DreamScene4D: Dynamic Multi-Object Scene Generation from Monocular Videos

Existing VLMs can track in-the-wild 2D video objects while current generative models provide powerful visual priors for synthesizing novel views for the highly under-constrained 2D-to-3D object lifting. Building upon this exciting progress, we present DreamScene4D, the first approach that can generate three-dimensional dynamic scenes of multiple objects from monocular in-the-wild videos with large object motion across occlusions and novel viewpoints. Our key insight is to design a "decompose-then-recompose" scheme to factorize both the whole video scene and each object's 3D motion. We first decompose the video scene by using open-vocabulary mask trackers and an adapted image diffusion model to segment, track, and amodally complete the objects and background in the video. Each object track is mapped to a set of 3D Gaussians that deform and move in space and time. We also factorize the observed motion into multiple components to handle fast motion. The camera motion can be inferred by re-rendering the background to match the video frames. For the object motion, we first model the object-centric deformation of the objects by leveraging rendering losses and multi-view generative priors in an object-centric frame, then optimize object-centric to world-frame transformations by comparing the rendered outputs against the perceived pixel and optical flow. Finally, we recompose the background and objects and optimize for relative object scales using monocular depth prediction guidance. We show extensive results on the challenging DAVIS, Kubric, and self-captured videos, detail some limitations, and provide future directions. Besides 4D scene generation, our results show that DreamScene4D enables accurate 2D point motion tracking by projecting the inferred 3D trajectories to 2D, while never explicitly trained to do so.

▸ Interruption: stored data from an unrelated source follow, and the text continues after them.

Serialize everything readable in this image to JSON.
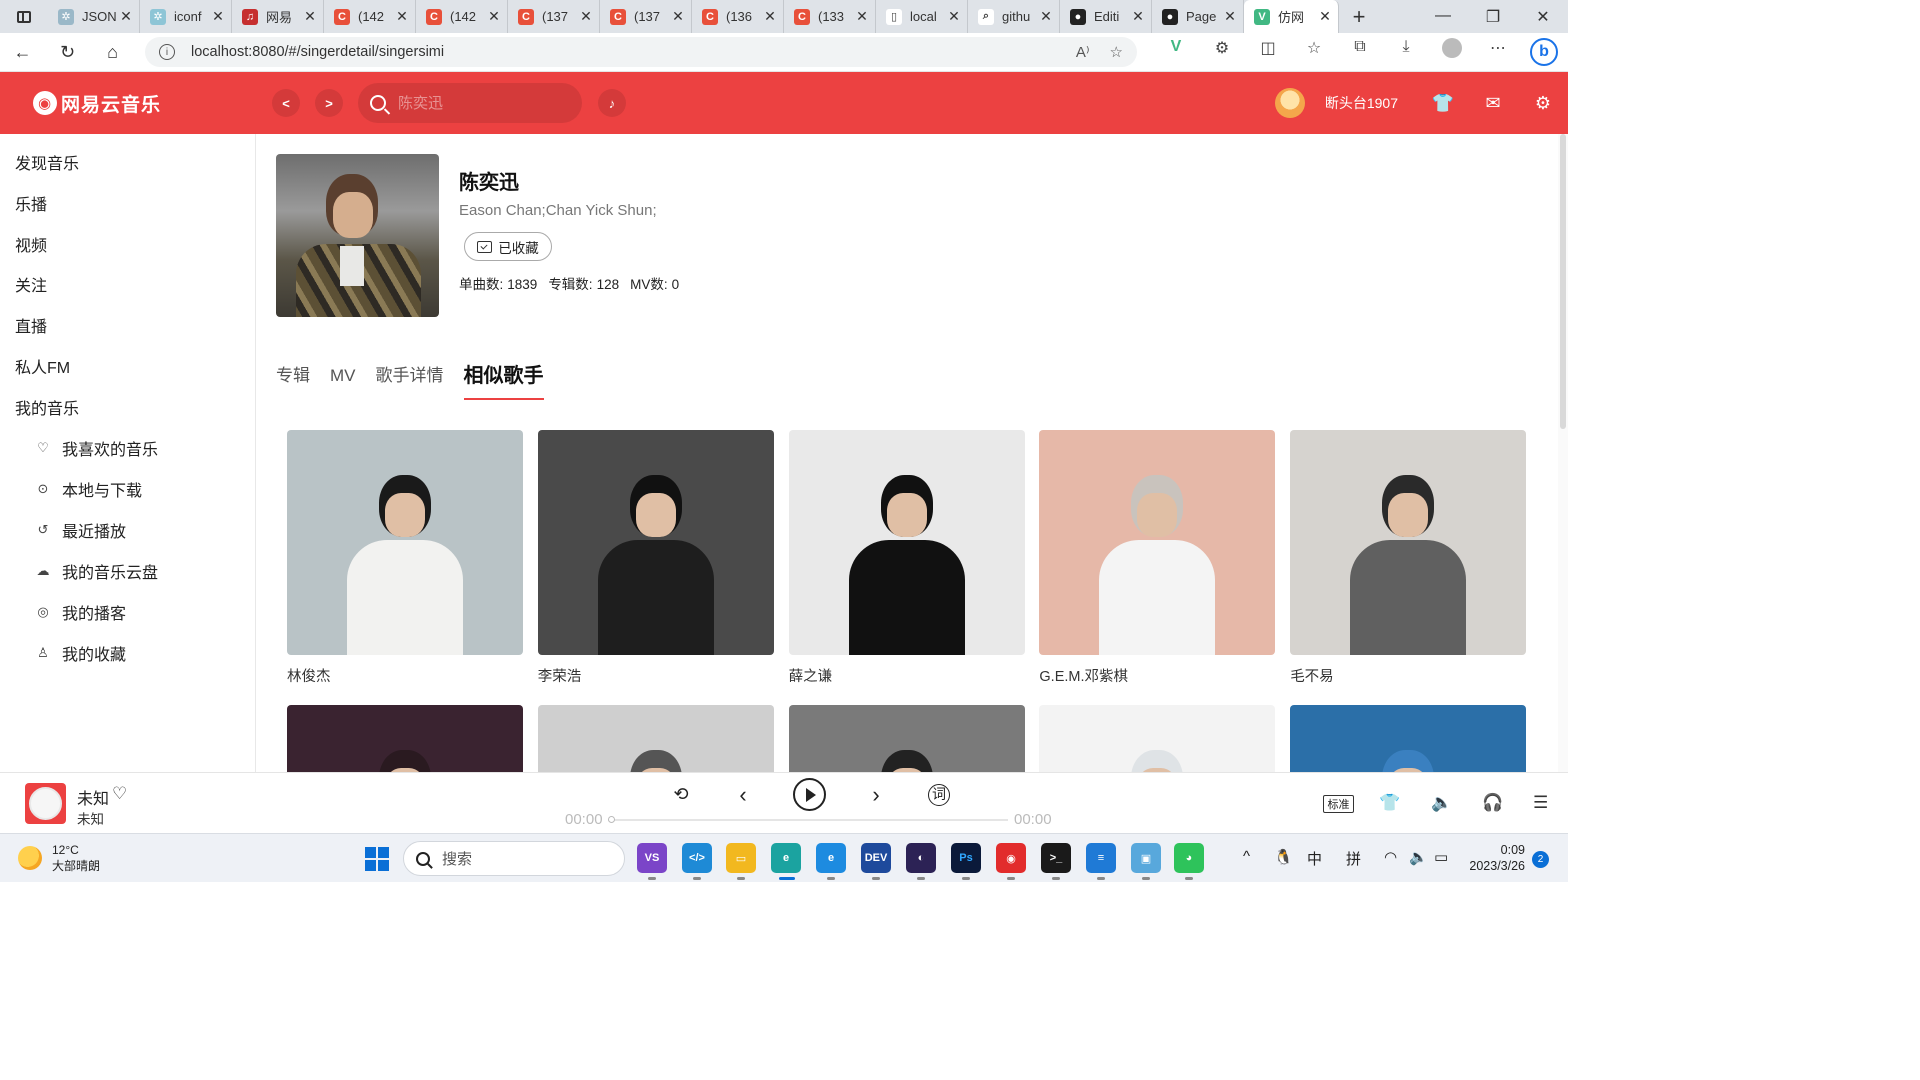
{
  "browser": {
    "tabs": [
      {
        "label": "JSON",
        "color": "#9ab8c8",
        "glyph": "✲"
      },
      {
        "label": "iconf",
        "color": "#8ec5d6",
        "glyph": "✲"
      },
      {
        "label": "网易",
        "color": "#c62f2f",
        "glyph": "♫"
      },
      {
        "label": "(142",
        "color": "#e8503a",
        "glyph": "C"
      },
      {
        "label": "(142",
        "color": "#e8503a",
        "glyph": "C"
      },
      {
        "label": "(137",
        "color": "#e8503a",
        "glyph": "C"
      },
      {
        "label": "(137",
        "color": "#e8503a",
        "glyph": "C"
      },
      {
        "label": "(136",
        "color": "#e8503a",
        "glyph": "C"
      },
      {
        "label": "(133",
        "color": "#e8503a",
        "glyph": "C"
      },
      {
        "label": "local",
        "color": "#ffffff",
        "glyph": "▯"
      },
      {
        "label": "githu",
        "color": "#ffffff",
        "glyph": "⌕"
      },
      {
        "label": "Editi",
        "color": "#222222",
        "glyph": "●"
      },
      {
        "label": "Page",
        "color": "#222222",
        "glyph": "●"
      },
      {
        "label": "仿网",
        "color": "#41b883",
        "glyph": "V"
      }
    ],
    "url": "localhost:8080/#/singerdetail/singersimi"
  },
  "app": {
    "logo": "网易云音乐",
    "search_placeholder": "陈奕迅",
    "back_label": "<",
    "forward_label": ">",
    "username": "断头台1907"
  },
  "sidebar": {
    "items": [
      "发现音乐",
      "乐播",
      "视频",
      "关注",
      "直播",
      "私人FM",
      "我的音乐"
    ],
    "subitems": [
      {
        "label": "我喜欢的音乐",
        "icon": "heart-icon"
      },
      {
        "label": "本地与下载",
        "icon": "download-icon"
      },
      {
        "label": "最近播放",
        "icon": "history-icon"
      },
      {
        "label": "我的音乐云盘",
        "icon": "cloud-icon"
      },
      {
        "label": "我的播客",
        "icon": "podcast-icon"
      },
      {
        "label": "我的收藏",
        "icon": "user-icon"
      }
    ]
  },
  "artist": {
    "name": "陈奕迅",
    "alias": "Eason Chan;Chan Yick Shun;",
    "collect_label": "已收藏",
    "stats": [
      {
        "label": "单曲数:",
        "value": "1839"
      },
      {
        "label": "专辑数:",
        "value": "128"
      },
      {
        "label": "MV数:",
        "value": "0"
      }
    ]
  },
  "tabs": [
    "专辑",
    "MV",
    "歌手详情",
    "相似歌手"
  ],
  "active_tab": "相似歌手",
  "similar_artists": [
    {
      "name": "林俊杰",
      "bg": "#b9c3c6",
      "top": "#f2f2f0",
      "hair": "#1a1a1a"
    },
    {
      "name": "李荣浩",
      "bg": "#4a4a4a",
      "top": "#1e1e1e",
      "hair": "#111111"
    },
    {
      "name": "薛之谦",
      "bg": "#e9e9e9",
      "top": "#111111",
      "hair": "#111111"
    },
    {
      "name": "G.E.M.邓紫棋",
      "bg": "#e6b8a8",
      "top": "#f4f4f4",
      "hair": "#c9c3bd"
    },
    {
      "name": "毛不易",
      "bg": "#d6d3cf",
      "top": "#606060",
      "hair": "#2a2a2a"
    },
    {
      "name": "",
      "bg": "#3a2330",
      "top": "#2a1a20",
      "hair": "#2a1a20"
    },
    {
      "name": "",
      "bg": "#cfcfcf",
      "top": "#999999",
      "hair": "#555555"
    },
    {
      "name": "",
      "bg": "#7a7a7a",
      "top": "#333333",
      "hair": "#222222"
    },
    {
      "name": "",
      "bg": "#f3f3f3",
      "top": "#e2e6ea",
      "hair": "#dfe3e6"
    },
    {
      "name": "",
      "bg": "#2b6fa8",
      "top": "#d8b8a8",
      "hair": "#3a80c0"
    }
  ],
  "player": {
    "title": "未知",
    "artist": "未知",
    "current_time": "00:00",
    "total_time": "00:00",
    "progress": 0,
    "quality": "标准"
  },
  "taskbar": {
    "temperature": "12°C",
    "weather": "大部晴朗",
    "search_placeholder": "搜索",
    "ime1": "中",
    "ime2": "拼",
    "time": "0:09",
    "date": "2023/3/26",
    "notifications": "2"
  }
}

翻译：现有视觉语言模型可追踪自然场景中的二维视频对象，而当前生成模型为高度欠约束的二维到三维对象提升任务提供了强大的新视角合成先验。基于这一激动人心的进展，我们提出DreamScene4D——首个能够从单目自然视频中生成包含多个对象的三维动态场景的方法，该场景可处理跨遮挡的大幅度对象运动及新视角挑战。我们的核心思想是设计"分解-重组"方案，将整个视频场景与每个对象的三维运动进行分解。首先，通过开放词汇掩码追踪器和适配后的图像扩散模型对视频场景进行分解，实现对象与背景的分割、追踪及模态补全。每个对象轨迹被映射为一组在时空维度变形的三维高斯分布。我们还将观测运动分解为多个分量以处理快速运动：通过重渲染背景与视频帧匹配来推断相机运动；针对对象运动，首先在对象中心坐标系下利用渲染损失和多视角生成先验建模对象中心形变，再通过比较渲染输出与感知到的像素和光流来优化对象中心到世界坐标的变换。最后，利用单目深度预测指导重组背景与对象并优化相对对象尺度。我们在具有挑战性的DAVIS、Kubric及自主采集视频上展示了广泛结果，讨论了当前局限与未来方向。除四维场景生成外，实验表明DreamScene4D通过将推断的三维轨迹投影至二维可实现精确的二维点运动追踪——尽管该模型从未针对此任务进行显式训练。